City hall has been taught for the most part they can get away with just about anything with little to no public push back. A $72 million water plant and $16 million annex comes quickly to mind. These two projects for the most part barely caused a ripple on the pond but the loss of Colliery Dam and the lakes they create were not going to go unnoticed, even if the local press started playing the official city tune from the get-go.
A retired engineer who is a part of this grass roots group was able to explain what the studies the city commissioned say and don't say about the condition of the dams and the alternatives to improve the level of safety. Needless to say they disagree with the conclusions of city staff who ultimately are the ones who have swayed council in their decision.

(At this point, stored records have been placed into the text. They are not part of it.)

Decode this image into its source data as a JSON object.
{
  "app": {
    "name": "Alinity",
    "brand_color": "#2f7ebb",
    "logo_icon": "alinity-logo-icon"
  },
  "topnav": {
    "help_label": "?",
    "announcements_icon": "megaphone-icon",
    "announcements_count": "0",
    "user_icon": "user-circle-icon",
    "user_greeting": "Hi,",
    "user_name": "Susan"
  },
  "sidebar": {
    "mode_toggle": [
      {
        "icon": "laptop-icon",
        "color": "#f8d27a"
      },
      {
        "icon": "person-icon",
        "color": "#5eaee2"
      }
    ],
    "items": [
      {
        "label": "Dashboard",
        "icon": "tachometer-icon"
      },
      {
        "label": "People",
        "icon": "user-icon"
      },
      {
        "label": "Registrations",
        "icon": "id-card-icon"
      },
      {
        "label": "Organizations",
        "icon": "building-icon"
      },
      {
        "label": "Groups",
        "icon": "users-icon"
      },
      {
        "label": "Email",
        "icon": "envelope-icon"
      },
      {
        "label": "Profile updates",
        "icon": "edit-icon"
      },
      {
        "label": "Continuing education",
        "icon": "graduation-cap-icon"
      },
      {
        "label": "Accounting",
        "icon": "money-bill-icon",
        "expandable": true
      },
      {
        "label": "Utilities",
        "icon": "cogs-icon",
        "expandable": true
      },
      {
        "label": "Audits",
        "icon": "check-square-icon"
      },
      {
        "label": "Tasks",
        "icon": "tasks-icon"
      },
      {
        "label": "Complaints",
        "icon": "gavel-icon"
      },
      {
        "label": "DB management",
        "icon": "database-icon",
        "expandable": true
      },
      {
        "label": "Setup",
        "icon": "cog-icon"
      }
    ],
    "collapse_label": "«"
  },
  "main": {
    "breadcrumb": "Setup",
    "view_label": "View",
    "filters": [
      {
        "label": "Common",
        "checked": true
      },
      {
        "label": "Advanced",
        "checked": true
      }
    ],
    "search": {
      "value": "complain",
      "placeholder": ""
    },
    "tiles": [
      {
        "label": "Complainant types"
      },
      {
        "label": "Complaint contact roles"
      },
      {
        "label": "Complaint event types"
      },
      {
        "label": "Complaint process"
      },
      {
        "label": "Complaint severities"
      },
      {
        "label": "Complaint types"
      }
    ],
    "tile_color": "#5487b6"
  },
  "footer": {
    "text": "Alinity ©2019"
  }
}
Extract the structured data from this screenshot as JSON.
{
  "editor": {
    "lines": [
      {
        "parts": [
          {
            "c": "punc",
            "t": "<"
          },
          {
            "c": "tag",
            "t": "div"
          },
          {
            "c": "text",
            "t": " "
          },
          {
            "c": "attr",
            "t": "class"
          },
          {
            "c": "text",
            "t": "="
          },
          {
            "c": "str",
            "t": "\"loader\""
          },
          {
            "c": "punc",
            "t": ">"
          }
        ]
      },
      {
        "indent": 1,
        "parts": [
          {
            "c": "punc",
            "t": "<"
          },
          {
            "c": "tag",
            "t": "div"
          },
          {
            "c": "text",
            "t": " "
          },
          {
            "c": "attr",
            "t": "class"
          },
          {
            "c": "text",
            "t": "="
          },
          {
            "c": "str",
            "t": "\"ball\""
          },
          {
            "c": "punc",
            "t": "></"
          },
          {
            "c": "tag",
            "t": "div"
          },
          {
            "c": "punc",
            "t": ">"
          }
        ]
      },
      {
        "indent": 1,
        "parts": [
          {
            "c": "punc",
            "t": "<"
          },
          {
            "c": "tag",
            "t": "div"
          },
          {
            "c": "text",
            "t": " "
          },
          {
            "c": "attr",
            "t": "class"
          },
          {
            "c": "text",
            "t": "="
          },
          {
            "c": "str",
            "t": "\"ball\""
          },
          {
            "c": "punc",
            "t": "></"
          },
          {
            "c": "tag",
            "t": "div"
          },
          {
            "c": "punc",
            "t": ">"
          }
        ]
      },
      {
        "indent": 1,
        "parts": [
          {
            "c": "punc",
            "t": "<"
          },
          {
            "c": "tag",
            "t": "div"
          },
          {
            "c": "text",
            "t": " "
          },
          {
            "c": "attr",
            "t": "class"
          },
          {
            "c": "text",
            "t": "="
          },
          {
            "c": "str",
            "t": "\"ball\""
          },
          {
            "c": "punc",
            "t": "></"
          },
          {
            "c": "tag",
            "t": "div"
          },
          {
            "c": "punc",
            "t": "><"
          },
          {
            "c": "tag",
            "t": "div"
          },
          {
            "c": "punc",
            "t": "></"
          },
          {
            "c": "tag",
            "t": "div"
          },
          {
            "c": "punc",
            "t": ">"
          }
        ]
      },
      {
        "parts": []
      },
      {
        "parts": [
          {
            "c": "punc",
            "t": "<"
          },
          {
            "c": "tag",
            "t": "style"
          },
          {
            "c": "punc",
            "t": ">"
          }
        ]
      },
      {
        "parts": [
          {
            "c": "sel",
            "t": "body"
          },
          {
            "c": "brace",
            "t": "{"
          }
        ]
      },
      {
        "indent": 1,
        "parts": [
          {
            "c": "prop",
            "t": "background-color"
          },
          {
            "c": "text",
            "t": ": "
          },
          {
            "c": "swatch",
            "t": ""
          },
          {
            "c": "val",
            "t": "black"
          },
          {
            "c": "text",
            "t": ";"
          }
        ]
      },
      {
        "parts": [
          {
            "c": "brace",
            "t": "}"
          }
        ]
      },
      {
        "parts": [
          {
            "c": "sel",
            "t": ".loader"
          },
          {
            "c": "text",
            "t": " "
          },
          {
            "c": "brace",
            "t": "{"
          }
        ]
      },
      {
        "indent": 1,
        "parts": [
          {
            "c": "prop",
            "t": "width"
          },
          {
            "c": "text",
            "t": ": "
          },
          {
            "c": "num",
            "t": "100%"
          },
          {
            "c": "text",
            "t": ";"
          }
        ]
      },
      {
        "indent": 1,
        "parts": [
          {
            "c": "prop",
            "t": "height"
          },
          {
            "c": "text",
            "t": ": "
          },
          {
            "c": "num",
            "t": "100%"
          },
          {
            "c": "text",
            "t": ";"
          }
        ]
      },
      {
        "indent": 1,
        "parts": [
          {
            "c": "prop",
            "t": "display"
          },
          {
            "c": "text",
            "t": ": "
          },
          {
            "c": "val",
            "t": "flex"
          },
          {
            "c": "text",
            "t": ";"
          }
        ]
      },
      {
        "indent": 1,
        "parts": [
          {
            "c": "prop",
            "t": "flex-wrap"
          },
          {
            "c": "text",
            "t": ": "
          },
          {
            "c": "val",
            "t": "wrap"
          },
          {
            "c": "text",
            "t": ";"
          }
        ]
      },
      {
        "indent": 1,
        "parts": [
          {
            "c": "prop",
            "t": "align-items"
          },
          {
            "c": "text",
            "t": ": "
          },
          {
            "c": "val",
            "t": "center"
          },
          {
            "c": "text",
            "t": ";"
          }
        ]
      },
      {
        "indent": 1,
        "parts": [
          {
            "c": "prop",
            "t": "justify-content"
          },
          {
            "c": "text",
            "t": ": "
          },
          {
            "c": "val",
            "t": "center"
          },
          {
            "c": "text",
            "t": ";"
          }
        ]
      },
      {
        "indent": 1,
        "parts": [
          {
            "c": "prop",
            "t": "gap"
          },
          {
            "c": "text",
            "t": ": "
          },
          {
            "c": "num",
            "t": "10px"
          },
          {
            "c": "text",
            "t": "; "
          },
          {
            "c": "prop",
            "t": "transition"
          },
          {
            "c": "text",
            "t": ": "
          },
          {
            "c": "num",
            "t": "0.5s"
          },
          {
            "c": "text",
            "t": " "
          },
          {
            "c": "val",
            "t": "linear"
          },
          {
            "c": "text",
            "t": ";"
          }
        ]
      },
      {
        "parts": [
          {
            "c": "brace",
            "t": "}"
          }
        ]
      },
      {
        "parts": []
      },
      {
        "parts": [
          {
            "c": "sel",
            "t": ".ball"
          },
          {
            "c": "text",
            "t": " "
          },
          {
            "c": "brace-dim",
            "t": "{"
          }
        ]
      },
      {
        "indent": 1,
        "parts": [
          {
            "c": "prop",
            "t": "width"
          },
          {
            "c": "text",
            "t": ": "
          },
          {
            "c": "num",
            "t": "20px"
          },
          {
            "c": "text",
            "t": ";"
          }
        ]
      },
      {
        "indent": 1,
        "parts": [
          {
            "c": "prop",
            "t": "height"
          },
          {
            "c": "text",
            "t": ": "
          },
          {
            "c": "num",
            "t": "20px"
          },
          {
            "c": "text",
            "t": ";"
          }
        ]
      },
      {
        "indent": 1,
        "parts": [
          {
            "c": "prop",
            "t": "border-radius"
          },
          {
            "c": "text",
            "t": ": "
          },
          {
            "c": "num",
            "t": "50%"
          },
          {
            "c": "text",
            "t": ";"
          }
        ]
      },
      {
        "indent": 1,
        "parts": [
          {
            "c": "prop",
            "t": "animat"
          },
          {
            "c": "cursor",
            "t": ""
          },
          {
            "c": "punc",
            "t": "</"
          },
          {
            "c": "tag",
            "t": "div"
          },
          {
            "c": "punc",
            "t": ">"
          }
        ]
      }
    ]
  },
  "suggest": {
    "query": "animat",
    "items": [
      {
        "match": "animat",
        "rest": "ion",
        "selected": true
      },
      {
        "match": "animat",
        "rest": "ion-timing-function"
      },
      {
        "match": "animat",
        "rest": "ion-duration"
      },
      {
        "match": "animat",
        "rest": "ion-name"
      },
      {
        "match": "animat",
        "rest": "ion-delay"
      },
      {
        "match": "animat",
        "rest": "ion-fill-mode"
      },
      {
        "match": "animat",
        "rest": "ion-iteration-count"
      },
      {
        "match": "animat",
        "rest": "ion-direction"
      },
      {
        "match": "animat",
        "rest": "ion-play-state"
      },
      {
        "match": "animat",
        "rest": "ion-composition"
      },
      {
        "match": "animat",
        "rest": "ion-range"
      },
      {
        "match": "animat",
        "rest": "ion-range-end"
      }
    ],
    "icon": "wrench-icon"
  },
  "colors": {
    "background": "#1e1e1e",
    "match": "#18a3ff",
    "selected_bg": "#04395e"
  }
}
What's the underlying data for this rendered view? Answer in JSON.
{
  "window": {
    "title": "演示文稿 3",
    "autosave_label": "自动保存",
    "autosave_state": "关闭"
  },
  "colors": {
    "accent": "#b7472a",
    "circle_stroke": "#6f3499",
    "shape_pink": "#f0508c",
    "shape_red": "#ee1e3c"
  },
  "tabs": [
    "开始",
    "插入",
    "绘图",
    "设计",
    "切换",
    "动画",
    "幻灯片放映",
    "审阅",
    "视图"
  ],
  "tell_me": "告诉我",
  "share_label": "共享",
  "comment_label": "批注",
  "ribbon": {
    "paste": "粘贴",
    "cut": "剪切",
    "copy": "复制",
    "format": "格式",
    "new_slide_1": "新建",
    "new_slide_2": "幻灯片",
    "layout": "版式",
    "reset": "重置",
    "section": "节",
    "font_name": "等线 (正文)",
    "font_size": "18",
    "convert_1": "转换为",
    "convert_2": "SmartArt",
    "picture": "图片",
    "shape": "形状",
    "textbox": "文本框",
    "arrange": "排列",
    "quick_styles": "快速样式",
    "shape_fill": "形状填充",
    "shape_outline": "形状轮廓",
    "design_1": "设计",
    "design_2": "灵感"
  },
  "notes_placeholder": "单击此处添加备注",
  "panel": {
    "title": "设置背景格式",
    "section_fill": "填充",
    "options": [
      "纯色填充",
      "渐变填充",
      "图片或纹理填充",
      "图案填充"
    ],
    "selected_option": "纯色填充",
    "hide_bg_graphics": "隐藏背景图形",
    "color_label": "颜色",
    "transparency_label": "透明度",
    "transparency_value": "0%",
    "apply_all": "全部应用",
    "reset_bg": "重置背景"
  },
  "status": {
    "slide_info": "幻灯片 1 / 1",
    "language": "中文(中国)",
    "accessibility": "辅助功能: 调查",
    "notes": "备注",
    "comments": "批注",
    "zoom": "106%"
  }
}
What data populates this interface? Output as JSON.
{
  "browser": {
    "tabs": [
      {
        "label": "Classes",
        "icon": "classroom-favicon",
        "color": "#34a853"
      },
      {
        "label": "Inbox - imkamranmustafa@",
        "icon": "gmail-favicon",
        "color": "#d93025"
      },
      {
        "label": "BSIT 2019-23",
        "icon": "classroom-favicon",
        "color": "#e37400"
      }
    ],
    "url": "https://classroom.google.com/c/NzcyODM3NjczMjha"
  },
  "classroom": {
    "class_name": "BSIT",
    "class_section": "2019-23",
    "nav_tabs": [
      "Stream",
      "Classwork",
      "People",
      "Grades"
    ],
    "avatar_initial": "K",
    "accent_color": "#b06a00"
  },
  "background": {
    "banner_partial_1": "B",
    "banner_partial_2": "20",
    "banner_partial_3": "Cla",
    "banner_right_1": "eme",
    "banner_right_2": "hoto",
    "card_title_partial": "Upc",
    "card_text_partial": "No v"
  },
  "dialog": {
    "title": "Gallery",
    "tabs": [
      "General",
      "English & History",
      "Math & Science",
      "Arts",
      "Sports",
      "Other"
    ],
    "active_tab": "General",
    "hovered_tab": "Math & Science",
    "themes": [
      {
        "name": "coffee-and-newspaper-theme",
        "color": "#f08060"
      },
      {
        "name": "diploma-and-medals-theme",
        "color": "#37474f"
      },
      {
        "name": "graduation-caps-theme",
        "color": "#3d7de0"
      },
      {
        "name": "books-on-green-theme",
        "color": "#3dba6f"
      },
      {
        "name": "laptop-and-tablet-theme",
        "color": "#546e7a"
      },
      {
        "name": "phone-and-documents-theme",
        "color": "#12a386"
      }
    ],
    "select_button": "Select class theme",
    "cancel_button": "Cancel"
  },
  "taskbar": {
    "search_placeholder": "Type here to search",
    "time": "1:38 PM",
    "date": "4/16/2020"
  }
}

If city council can't figure out that in-camera meetings and not engaging the public is the best way to get things done they really haven't learned a thing since the low barrier housing fiasco. You can't keep making decisions in secret and then just think you can ramrod it through without ruffling a few feathers.
You can expect to hear much more from this group as they get themselves organized and focused in their fight with city hall to save the Colliery Dams. Tactics to apply political pressure were discussed as well as the possibility of a full on occupation similar to the Friends fo the Clayquot action were not ruled out.
City councilors and city staff will always tell you how keen they are for participatory democracy. We'll see!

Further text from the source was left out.